By Violet Li
The state’s planning tribunal has approved three proposed commercial services at the Hunt Club Village Activity Centre in Cranbourne East on 2 September, despite Casey Council’s opposition.
Victorian Civil and Administrative Tribunal (VCAT) also amended the Cranbourne East Development Plan (CEDP) to facilitate permit applications.
The applicant HCV Commdev Pty Ltd proposed a service station, a restaurant, and a convenience restaurant at a vacant grassed paddock within the Hunt Club Village Activity Centre. The proposed buildings are all single-storey.
The development site of 6500 square metres is bounded by Linsell Boulevard in the north, Rochester Parade in the east, and an internal access road in the south and west.
To facilitate the permit applications, the applicant also proposed to amend the CEDP.
Casey Council failed to decide on the permits and amendment within the prescribed time but advised they would oppose them.
Council mainly argued the amendment to CEDP would “prejudice the proper and orderly planning” of the development site.
In the development plan, the development site is identified to be used as at-grade parking in the interim period and it is ultimately to be used for commercial and residential purposes with decked car parking.
The interim use envisioned also includes developing food stalls, food trucks, community gardens, pop-up markets, or other low-cost temporary land uses and public open space concepts.
Council believed the proposed uses did not fall within the categories of interim uses and would compromise the land’s ability to achieve the ultimate residential uses, given the likelihood of soil contamination and site remediation costs associated with the potential environmental and health risks to future residential uses.
The applicant argued that the applications were consistent with the commercial zoning and the broad purpose of a neighbourhood activity centre under the relevant planning policy context.

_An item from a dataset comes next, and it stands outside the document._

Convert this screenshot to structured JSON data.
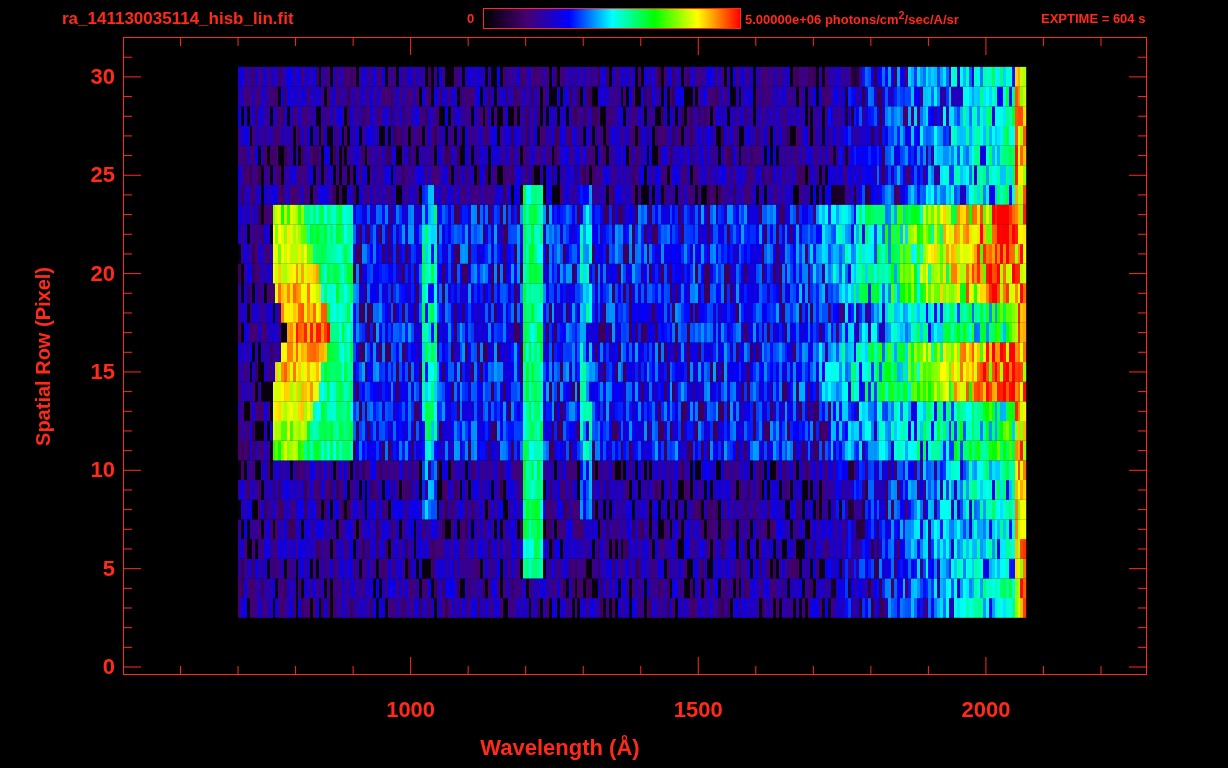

It said there was no better location for a service station in Cranbourne East as a site in an activity centre with no obvious amenity impacts as the uses were only accessed by the internal road network of the activity centre and separated from the residential areas.
It also submitted the proposed buildings were “of modest scale that could be removed for any future larger, more intense development”.
VCAT ruled in favour of the applicant, stating that the ultimate commercial and residential development of the land would still be envisaged in the long term and other areas in the activity centre might also have potential for residential development.
Council also opposed the permit applications, saying they contributed to the underdevelopment of the site.
It argued that the proposed developments had no pedestrian links between the pad sites secondary to vehicle movements, no strong architectural markers, no sense of address, no activation of the abutting road network and inadequate passive surveillance of public spaces.
VCAT set aside the council’s opposition after assessing the siting, design, pedestrian links, traffic and access, parking provision, and signage and finding them appropriate.